2. Players need information, tools and encouragement to make informed decisions

Obviously, successful RG programs need to provide frequent and complete information to gamblers to enable them to make informed decisions, e.g., potential risks, the realistic chances of winning and losing, how to recognise and avoid a problem and where to get help.

Gaming companies have a wide range of communication vehicles to promote both their products and safer gambling practices. As well, individual staff members play a critical role in communicating with patrons, observing what is going on in the venue and, when the opportunity arises, conveying safer play information. It is, therefore, very important that staff are well trained and have the right information to address a variety of patron information situations. Staff training in responsible gambling is a logical extension of good customer service.

Obviously, good player information also implies that venues and games are advertised and promoted in a fair manner. That means, for example, not portraying gambling is certain ways, e.g., as a way to financial success, as a sure win or as a nice break from an unhappy home life.

One of the frequent comments we get from gamblers who have had problems is the issue of “zoning out” or being ”in the zone.” They report losing touch with the realities around them. When this happens, players are not making informed decisions but rather are driven by a compulsion that overrides reasonable self-awareness. In the words of one gaming employee, “they don’t have a stop button.” RG Check therefore looks for counterbalancing influences. Are there time cues? Is the venue open 24 hours? Again, are breaks encouraged? Do players get any feedback about their time and expenditures? Is staff observing long periods of play? Are the amenities/venue features structured in a way that breaks are easy and enticing?

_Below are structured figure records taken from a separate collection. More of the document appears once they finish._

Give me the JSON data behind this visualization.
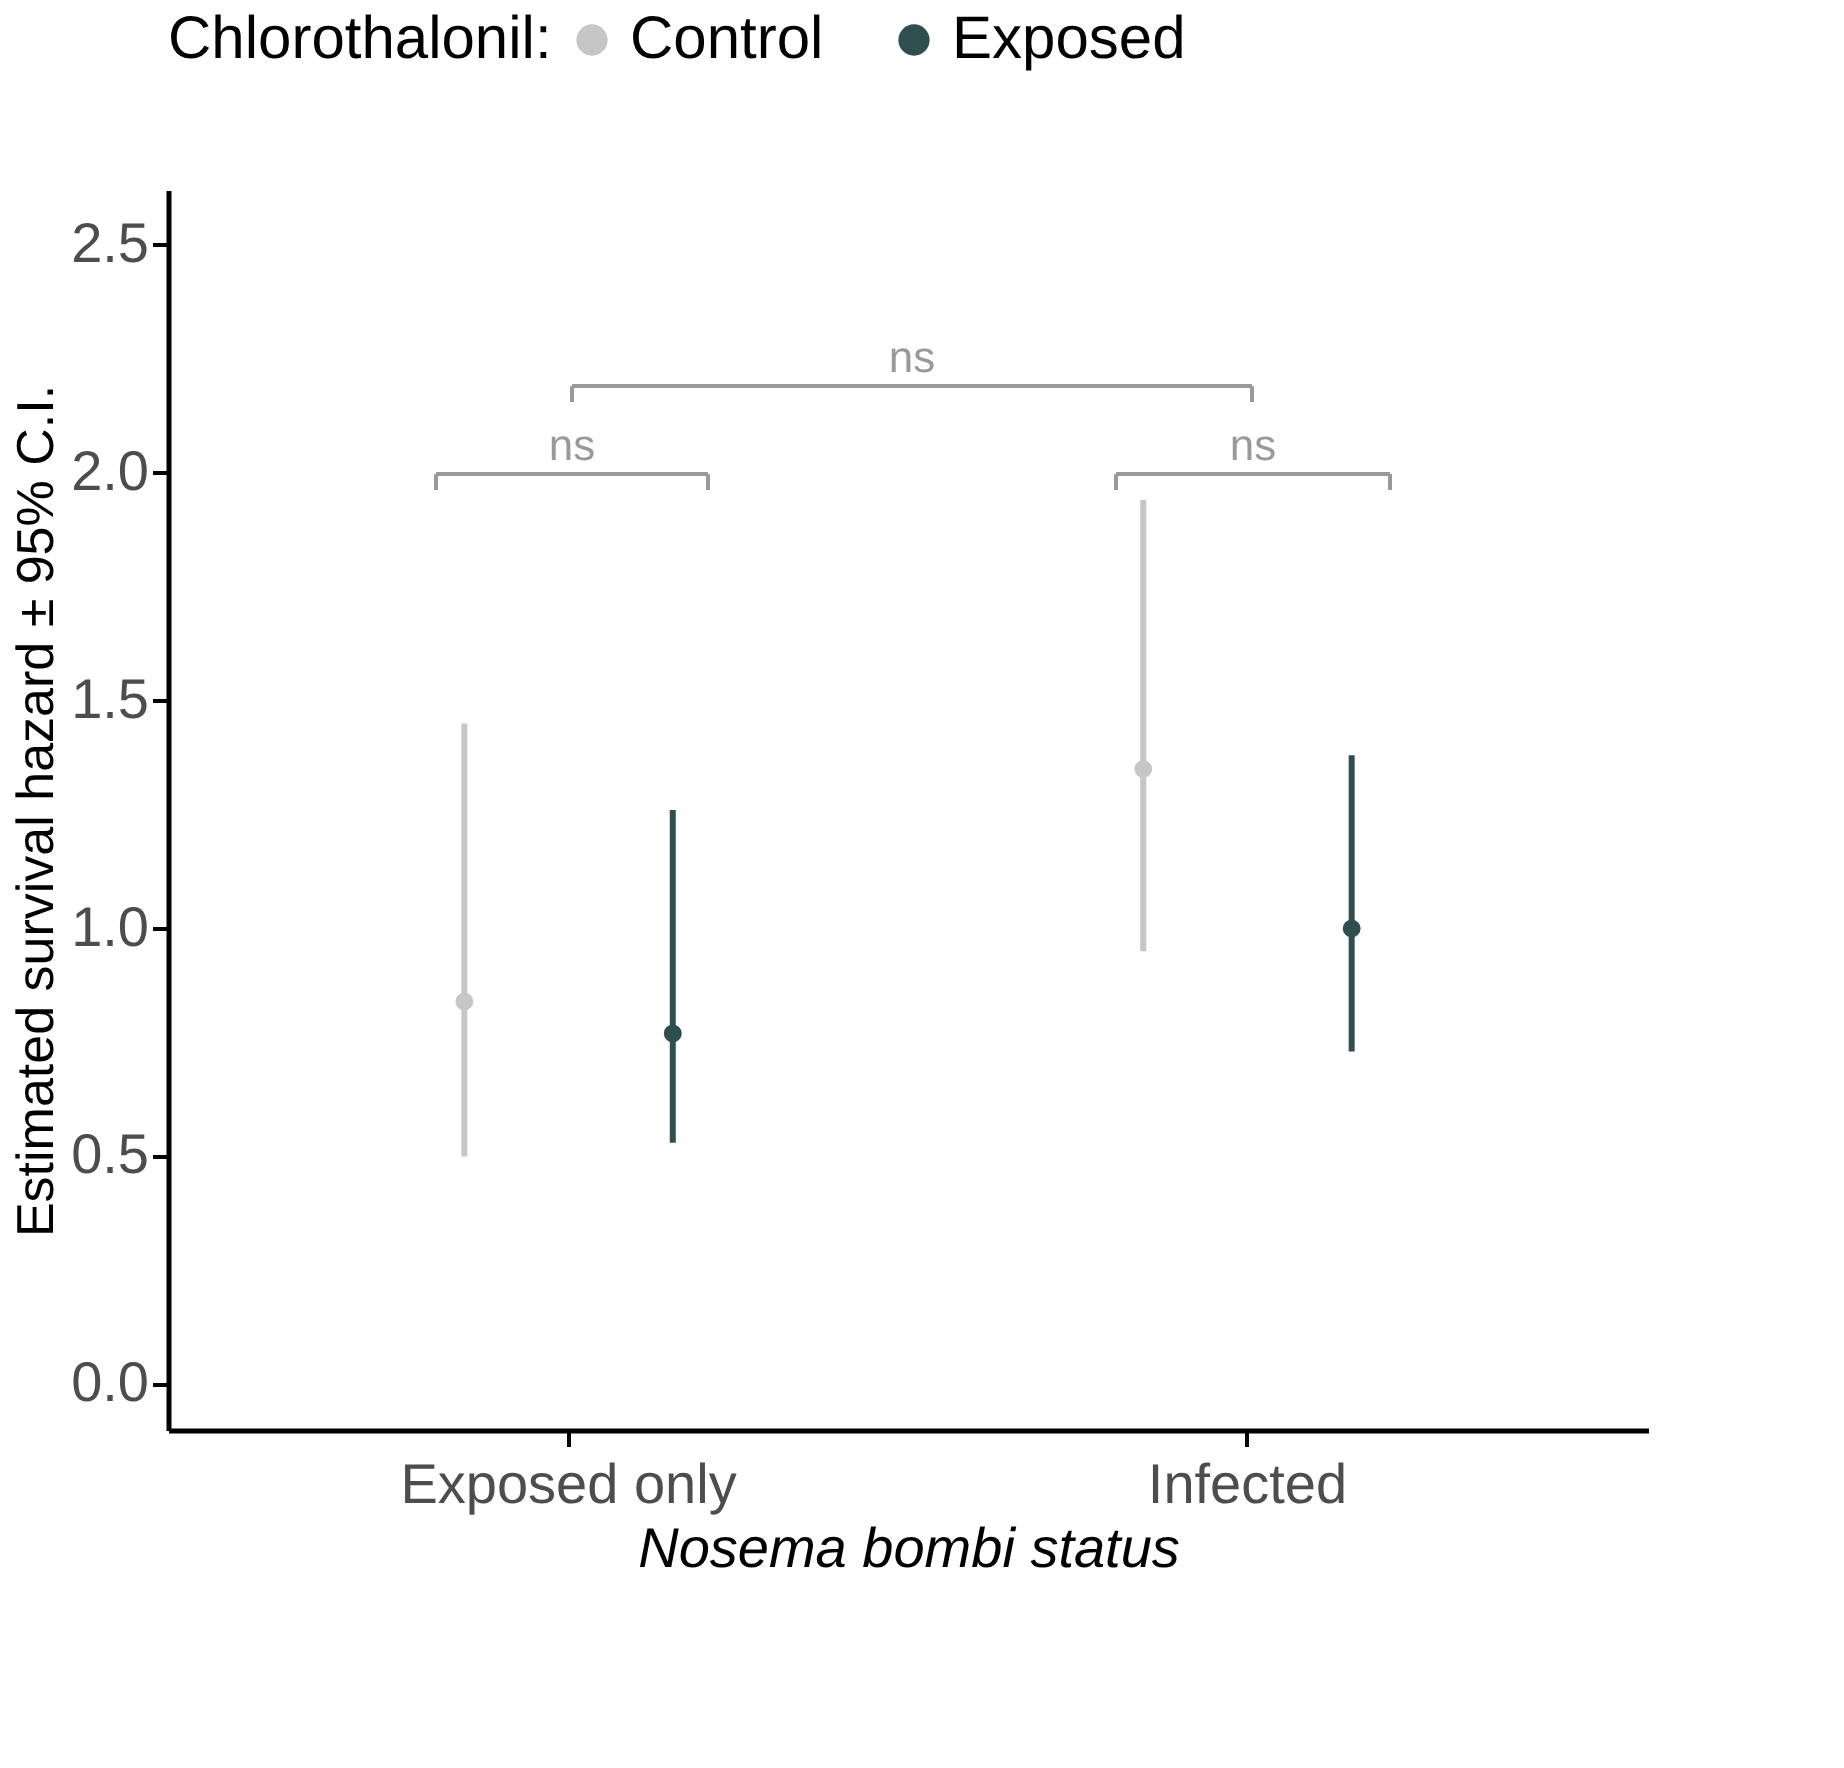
{
  "chart_data": {
    "type": "scatter",
    "xlabel": "Nosema bombi status",
    "ylabel": "Estimated survival hazard ± 95% C.I.",
    "legend_title": "Chlorothalonil:",
    "categories": [
      "Exposed only",
      "Infected"
    ],
    "series": [
      {
        "name": "Control",
        "color": "#c6c6c6",
        "values": [
          0.84,
          1.35
        ],
        "errors": [
          [
            0.5,
            1.45
          ],
          [
            0.95,
            1.94
          ]
        ]
      },
      {
        "name": "Exposed",
        "color": "#2f4f4f",
        "values": [
          0.77,
          1.0
        ],
        "errors": [
          [
            0.53,
            1.26
          ],
          [
            0.73,
            1.38
          ]
        ]
      }
    ],
    "ylim": [
      -0.1,
      2.62
    ],
    "yticks": [
      {
        "value": 0,
        "label": "0.0"
      },
      0.5,
      {
        "value": 1,
        "label": "1.0"
      },
      1.5,
      {
        "value": 2,
        "label": "2.0"
      },
      2.5
    ],
    "annotations": [
      "ns",
      "ns",
      "ns"
    ],
    "grid": false,
    "legend": "top",
    "marker": "circle"
  }
}
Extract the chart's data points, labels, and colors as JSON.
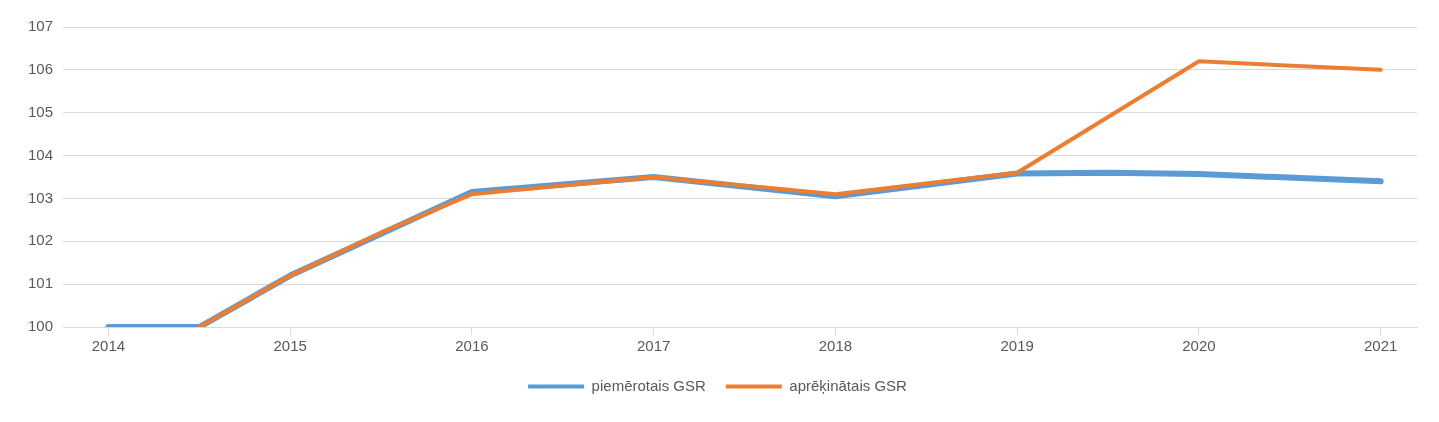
{
  "chart_data": {
    "type": "line",
    "xlim": [
      2013.75,
      2021.2
    ],
    "xticks": [
      2014,
      2015,
      2016,
      2017,
      2018,
      2019,
      2020,
      2021
    ],
    "ylim": [
      100,
      107
    ],
    "yticks": [
      100,
      101,
      102,
      103,
      104,
      105,
      106,
      107
    ],
    "grid": "y",
    "legend": "bottom",
    "marker": "none",
    "line_style": "solid",
    "series": [
      {
        "name": "piemērotais GSR",
        "color": "#5b9bd5",
        "x": [
          2014,
          2014.5,
          2015,
          2016,
          2017,
          2018,
          2019,
          2019.5,
          2020,
          2021
        ],
        "values": [
          100,
          100,
          101.2,
          103.15,
          103.5,
          103.05,
          103.58,
          103.6,
          103.57,
          103.4
        ]
      },
      {
        "name": "aprēķinātais GSR",
        "color": "#ed7d31",
        "x": [
          2014.5,
          2015,
          2015.5,
          2016,
          2017,
          2018,
          2019,
          2020,
          2021
        ],
        "values": [
          100,
          101.2,
          102.2,
          103.1,
          103.5,
          103.1,
          103.6,
          106.2,
          106.0
        ]
      }
    ]
  }
}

As good as a player education program may be, it will never be sufficient. It is not possible to reduce problem gambling by addressing only the demand side of the equation, i.e., the patron side. That would be like trying to reduce auto accidents by driver education alone. That will never be enough to satisfy the customer protection mandate of any business.

3. Help for those who need it

Occasionally patrons will indicate that they may have a gambling problem or ask staff members where they can get help. Most venues are quite good at providing that type of information in response to overt questions. But that type of situation is rare.

Some people who gamble in venues exhibit observable and well-documented signs that they may have a gambling problem. That may mean distress or anger or abuse or staying for extended periods or ignoring personal hygiene. These signs, individually, may not mean anything. When they are part of a pattern or a sudden change in behaviours should signal a potential problem. The RG Check standards build in the expectation that there should be processes in place for identifying people who may have problems and assisting them. This is not diagnosing or treating a problem but, rather, systematically addressing these situations in a respectful way. Here again well-trained staff plays a crucial role in noting potential problems and addressing them.

4. Cautiously managed access to money

We also believe that access to money should be controlled in a way that mitigates impulsive and excessive access to cash and, more importantly, credit. Controlling access to money is intuitively appealing as an important RG measure. But beyond this, we heard this theme from a wide range of experts several years ago when we did a joint research project with the Saskatchewan Liquor and Gaming Corporation.

In the end, it takes all of these elements to form an effective safety net.